Для возбудителя другой СПИД-индикаторной инфекции — M. Avium известны — по крайней мере, два «фактора Х». Первый — это интер-лейкин 6 (IL6). Повышенный синтез этого лимфокина у ВИЧ-инфицированных людей резко увеличивает чувствительность макрофагов к M.avium (Crowle A.J. et al., 1991). Второй — белок gp120 самого ВИЧ. При сравнительных исследованиях бронхоальвеолярного смыва инфицированных и здоровых лиц было установлено, что присутствие этого белка усиливает размножение M. Avium в альвеолярных макрофагах (Denis М., 1994). Эта микобактерия в крови больных СПИДом появляется уже на терминальной стадии болезни, но «ходит» за ними, как говорится, «на коротком поводке» уже с самого момента инфицирования ВИЧ.

Роль одного из «факторов Х» для пандемического распространения возбудителя туберкулеза играет сурфактантный белок A (SP–A), присутствующий в бронхоальвеолярной жидкости ВИЧ-инфицированных людей. Он усиливает прикреплениеM. Tuberculosis к альвеолярным макрофагам (Downing J.P. et al., 1995), по этой причине пандемия туберкулеза, всегда считавшегося социальной болезнью, имеет крайне упорное течение в богатых странах с развитым здравоохранением.
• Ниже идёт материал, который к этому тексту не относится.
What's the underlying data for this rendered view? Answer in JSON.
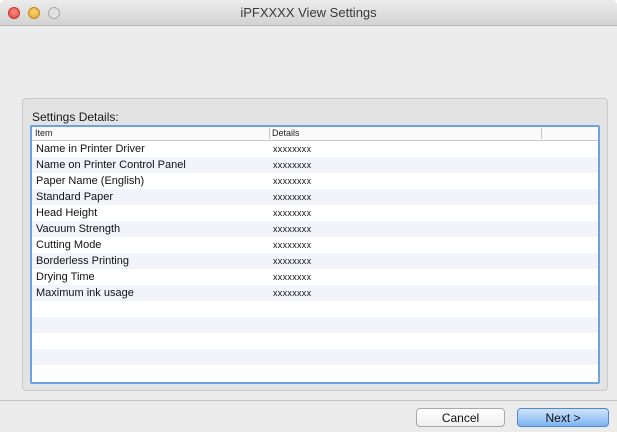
{
  "window": {
    "title": "iPFXXXX View Settings"
  },
  "settings_details": {
    "label": "Settings Details:",
    "columns": {
      "item": "Item",
      "details": "Details"
    },
    "rows": [
      {
        "item": "Name in Printer Driver",
        "details": "xxxxxxxx"
      },
      {
        "item": "Name on Printer Control Panel",
        "details": "xxxxxxxx"
      },
      {
        "item": "Paper Name (English)",
        "details": "xxxxxxxx"
      },
      {
        "item": "Standard Paper",
        "details": "xxxxxxxx"
      },
      {
        "item": "Head Height",
        "details": "xxxxxxxx"
      },
      {
        "item": "Vacuum Strength",
        "details": "xxxxxxxx"
      },
      {
        "item": "Cutting Mode",
        "details": "xxxxxxxx"
      },
      {
        "item": "Borderless Printing",
        "details": "xxxxxxxx"
      },
      {
        "item": "Drying Time",
        "details": "xxxxxxxx"
      },
      {
        "item": "Maximum ink usage",
        "details": "xxxxxxxx"
      },
      {
        "item": "",
        "details": ""
      },
      {
        "item": "",
        "details": ""
      },
      {
        "item": "",
        "details": ""
      },
      {
        "item": "",
        "details": ""
      },
      {
        "item": "",
        "details": ""
      }
    ]
  },
  "buttons": {
    "cancel": "Cancel",
    "next": "Next >"
  }
}
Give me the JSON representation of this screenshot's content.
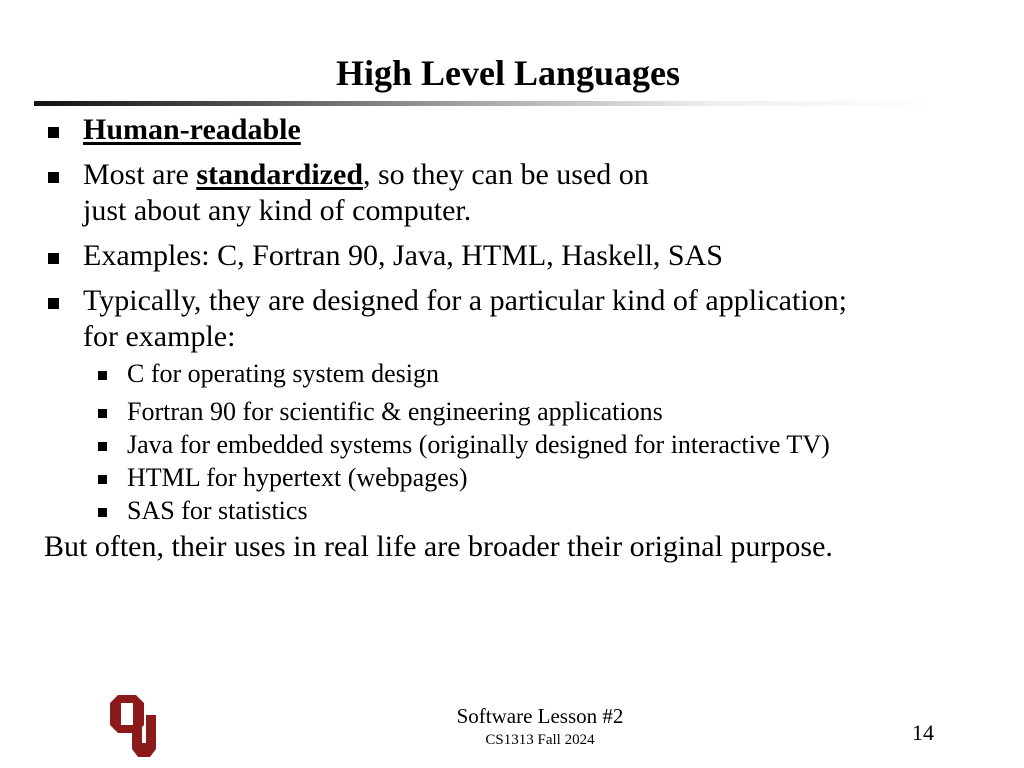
{
  "slide": {
    "title": "High Level Languages",
    "bullets": {
      "b1": {
        "text": "Human-readable"
      },
      "b2": {
        "pre": "Most are ",
        "bold": "standardized",
        "post": ", so they can be used on",
        "line2": "just about any kind of computer."
      },
      "b3": {
        "text": "Examples: C, Fortran 90, Java, HTML, Haskell, SAS"
      },
      "b4": {
        "line1": "Typically, they are designed for a particular kind of application;",
        "line2": "for example:"
      }
    },
    "sub_bullets": [
      "C for operating system design",
      "Fortran 90 for scientific & engineering applications",
      "Java for embedded systems (originally designed for interactive TV)",
      "HTML for hypertext (webpages)",
      "SAS for statistics"
    ],
    "closing": "But often, their uses in real life are broader their original purpose."
  },
  "footer": {
    "lesson": "Software Lesson #2",
    "course": "CS1313 Fall 2024",
    "page_number": "14",
    "logo": "ou-logo-icon",
    "logo_color": "#8b1a1a"
  }
}
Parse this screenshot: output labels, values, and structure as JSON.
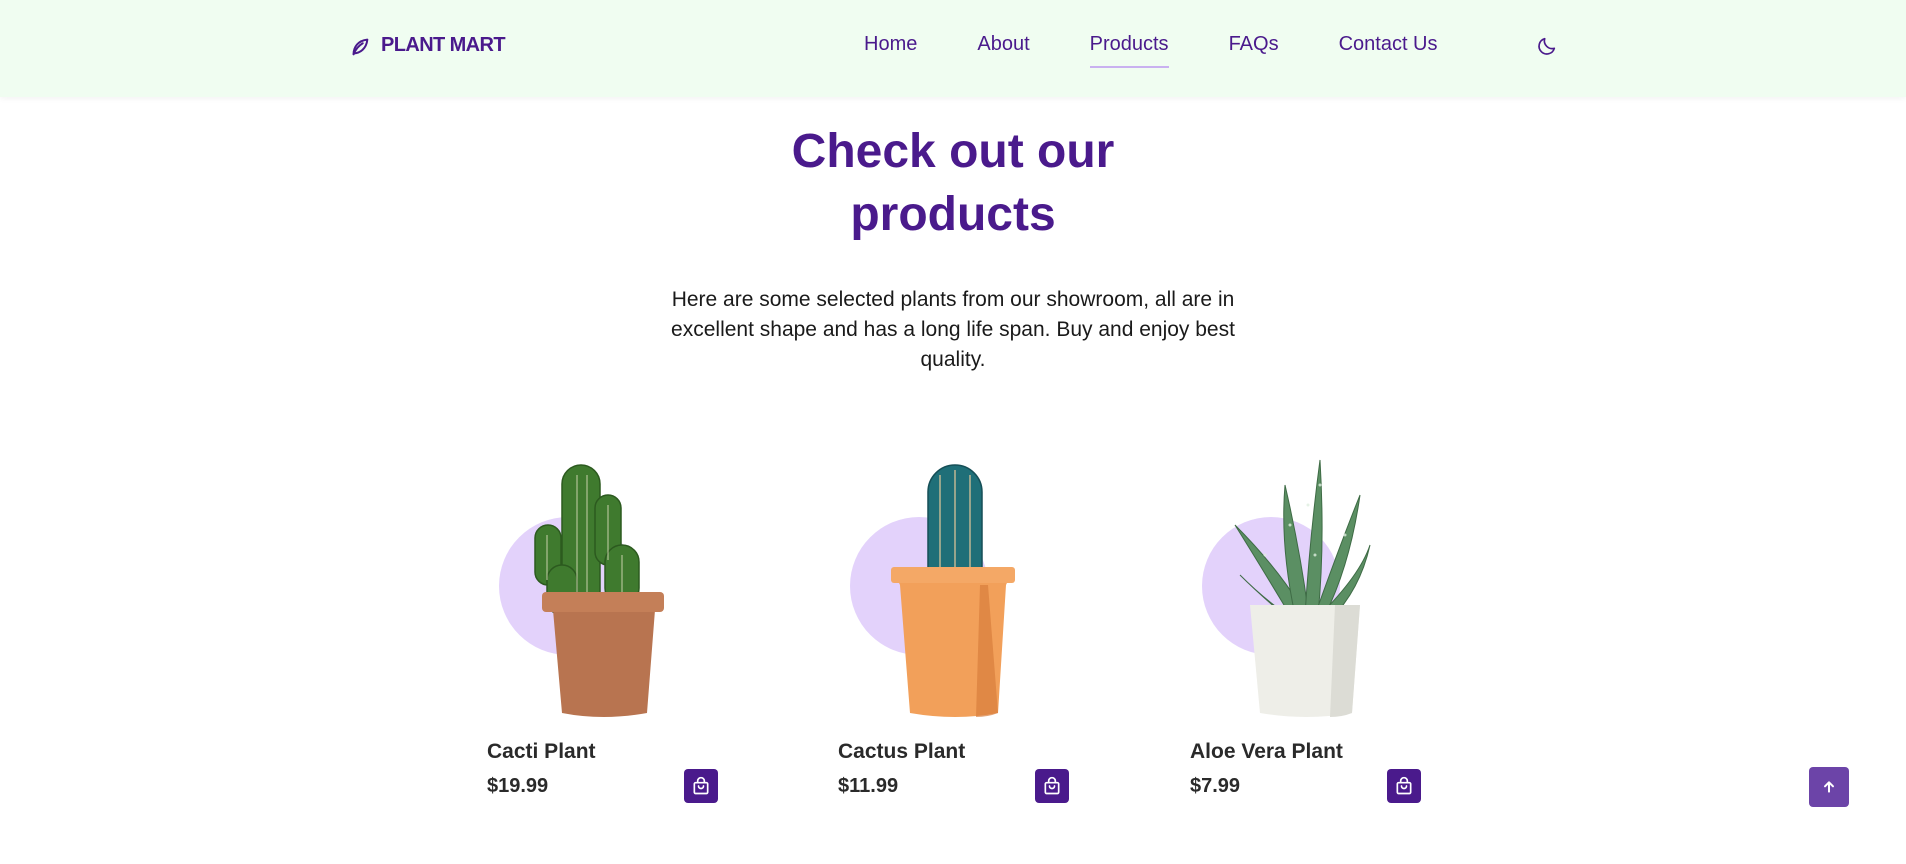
{
  "brand": {
    "name": "PLANT MART",
    "icon": "leaf-icon",
    "color": "#4a1a8c"
  },
  "nav": {
    "items": [
      {
        "label": "Home",
        "active": false
      },
      {
        "label": "About",
        "active": false
      },
      {
        "label": "Products",
        "active": true
      },
      {
        "label": "FAQs",
        "active": false
      },
      {
        "label": "Contact Us",
        "active": false
      }
    ],
    "theme_toggle_icon": "moon-icon"
  },
  "section": {
    "title_line1": "Check out our",
    "title_line2": "products",
    "description": "Here are some selected plants from our showroom, all are in excellent shape and has a long life span. Buy and enjoy best quality."
  },
  "products": [
    {
      "name": "Cacti Plant",
      "price": "$19.99",
      "pot": "terracotta",
      "cart_icon": "shopping-bag-icon"
    },
    {
      "name": "Cactus Plant",
      "price": "$11.99",
      "pot": "orange",
      "cart_icon": "shopping-bag-icon"
    },
    {
      "name": "Aloe Vera Plant",
      "price": "$7.99",
      "pot": "white",
      "cart_icon": "shopping-bag-icon"
    }
  ],
  "scroll_top": {
    "icon": "arrow-up-icon"
  },
  "colors": {
    "header_bg": "#f0fdf1",
    "accent": "#4a1a8c",
    "circle": "#e3d2fb",
    "scroll_btn": "#6c44a8"
  }
}
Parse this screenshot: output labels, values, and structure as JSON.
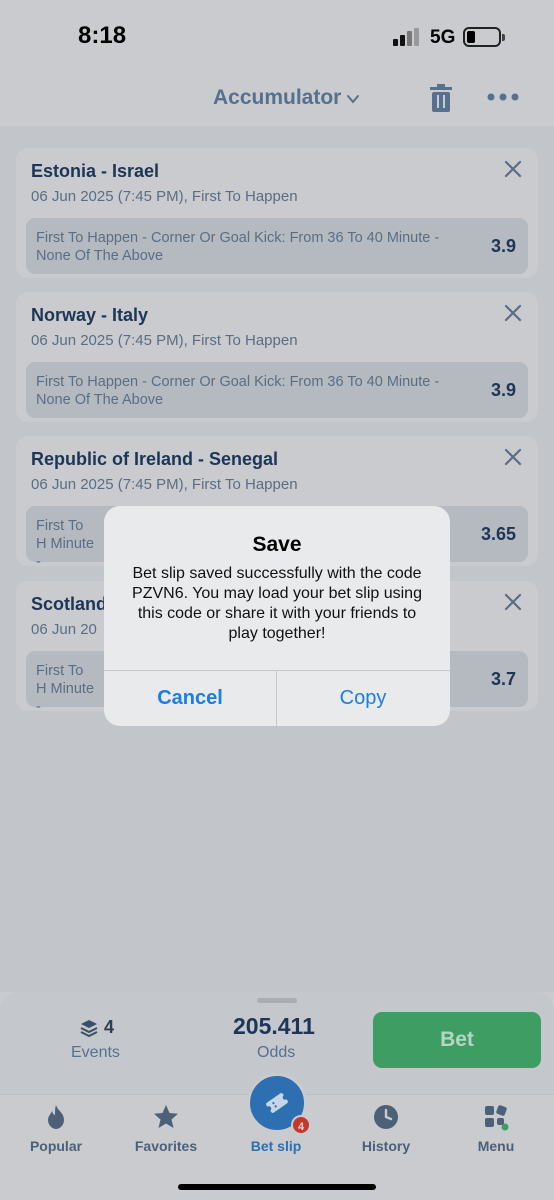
{
  "status_bar": {
    "time": "8:18",
    "network": "5G"
  },
  "header": {
    "title": "Accumulator"
  },
  "bets": [
    {
      "match": "Estonia - Israel",
      "info": "06 Jun 2025 (7:45 PM), First To Happen",
      "selection": "First To Happen - Corner Or Goal Kick: From 36 To 40 Minute - None Of The Above",
      "odds": "3.9"
    },
    {
      "match": "Norway - Italy",
      "info": "06 Jun 2025 (7:45 PM), First To Happen",
      "selection": "First To Happen - Corner Or Goal Kick: From 36 To 40 Minute - None Of The Above",
      "odds": "3.9"
    },
    {
      "match": "Republic of Ireland - Senegal",
      "info": "06 Jun 2025 (7:45 PM), First To Happen",
      "selection": "First To H Minute -",
      "odds": "3.65"
    },
    {
      "match": "Scotland",
      "info": "06 Jun 20",
      "selection": "First To H Minute -",
      "odds": "3.7"
    }
  ],
  "dialog": {
    "title": "Save",
    "message": "Bet slip saved successfully with the code PZVN6. You may load your bet slip using this code or share it with your friends to play together!",
    "cancel_label": "Cancel",
    "copy_label": "Copy"
  },
  "summary": {
    "events_count": "4",
    "events_label": "Events",
    "odds_value": "205.411",
    "odds_label": "Odds",
    "bet_label": "Bet"
  },
  "tabbar": {
    "items": [
      {
        "label": "Popular",
        "icon": "flame-icon"
      },
      {
        "label": "Favorites",
        "icon": "star-icon"
      },
      {
        "label": "Bet slip",
        "icon": "ticket-icon"
      },
      {
        "label": "History",
        "icon": "clock-icon"
      },
      {
        "label": "Menu",
        "icon": "grid-icon"
      }
    ],
    "betslip_badge": "4"
  },
  "colors": {
    "accent": "#2d6fb0",
    "bet_green": "#3e9d63",
    "dialog_button": "#1b7ee0"
  }
}
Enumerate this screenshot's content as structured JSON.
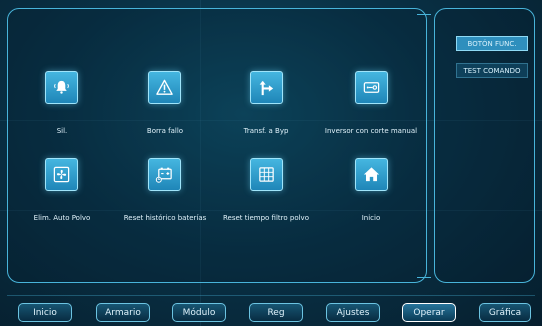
{
  "side_menu": [
    {
      "label": "BOTÓN FUNC.",
      "active": true
    },
    {
      "label": "TEST COMANDO",
      "active": false
    }
  ],
  "functions": [
    {
      "label": "Sil.",
      "icon": "bell-sound-icon"
    },
    {
      "label": "Borra fallo",
      "icon": "warning-triangle-icon"
    },
    {
      "label": "Transf. a Byp",
      "icon": "bypass-arrow-icon"
    },
    {
      "label": "Inversor con corte manual",
      "icon": "inverter-switch-icon"
    },
    {
      "label": "Elim. Auto Polvo",
      "icon": "fan-icon"
    },
    {
      "label": "Reset histórico baterías",
      "icon": "battery-reset-icon"
    },
    {
      "label": "Reset tiempo filtro polvo",
      "icon": "filter-grid-icon"
    },
    {
      "label": "Inicio",
      "icon": "home-icon"
    }
  ],
  "nav_bar": [
    {
      "label": "Inicio",
      "active": false
    },
    {
      "label": "Armario",
      "active": false
    },
    {
      "label": "Módulo",
      "active": false
    },
    {
      "label": "Reg",
      "active": false
    },
    {
      "label": "Ajustes",
      "active": false
    },
    {
      "label": "Operar",
      "active": true
    },
    {
      "label": "Gráfica",
      "active": false
    }
  ]
}
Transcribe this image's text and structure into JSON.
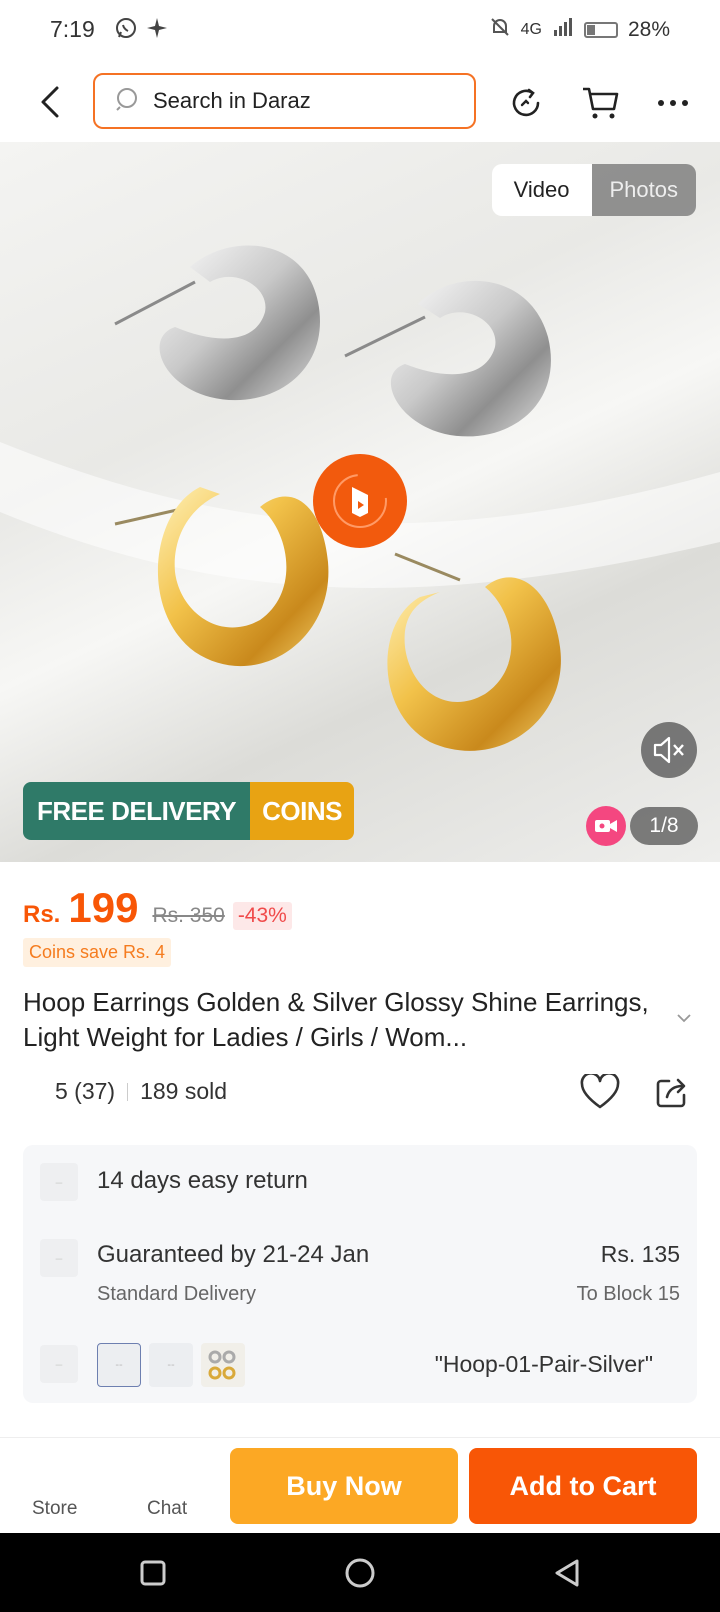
{
  "status_bar": {
    "time": "7:19",
    "network": "4G",
    "battery": "28%",
    "battery_level": 0.28
  },
  "header": {
    "search_placeholder": "Search in Daraz"
  },
  "media": {
    "toggle_video": "Video",
    "toggle_photos": "Photos",
    "promo_free_delivery": "FREE DELIVERY",
    "promo_coins": "COINS",
    "page_counter": "1/8"
  },
  "price": {
    "currency": "Rs.",
    "current": "199",
    "original": "Rs. 350",
    "discount": "-43%",
    "coins_save": "Coins save Rs. 4"
  },
  "product": {
    "title": "Hoop Earrings Golden & Silver Glossy Shine Earrings, Light Weight for Ladies / Girls / Wom...",
    "rating": "5 (37)",
    "sold": "189 sold"
  },
  "info": {
    "return_policy": "14 days easy return",
    "delivery_guarantee": "Guaranteed by 21-24 Jan",
    "delivery_type": "Standard Delivery",
    "delivery_price": "Rs. 135",
    "delivery_location": "To Block 15",
    "selected_variant": "\"Hoop-01-Pair-Silver\""
  },
  "bottom_bar": {
    "store_label": "Store",
    "chat_label": "Chat",
    "buy_now": "Buy Now",
    "add_to_cart": "Add to Cart"
  },
  "colors": {
    "accent": "#f85606",
    "buy_now": "#fca824",
    "promo_green": "#2f7a68",
    "promo_gold": "#e8a313"
  }
}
Но какое это имеет значение к злокачественному и упорному пандемическому распространению чумы Юстиниана или «черной смерти»? Опять вернемся к ВИЧ!

Не привлеки в начале 1970-х гг. ретровирусы внимание онкологов, современная инфицированность населения туберкулезом рассматривалась бы учеными как самостоятельное явление, правда, очень злокачественное. Наверное, в истории медицины современная пандемия туберкулеза заняла бы не меньшее место, чем чудовищные пандемии проказы XII—XIV столетий или сифилиса XV—XVI столетий.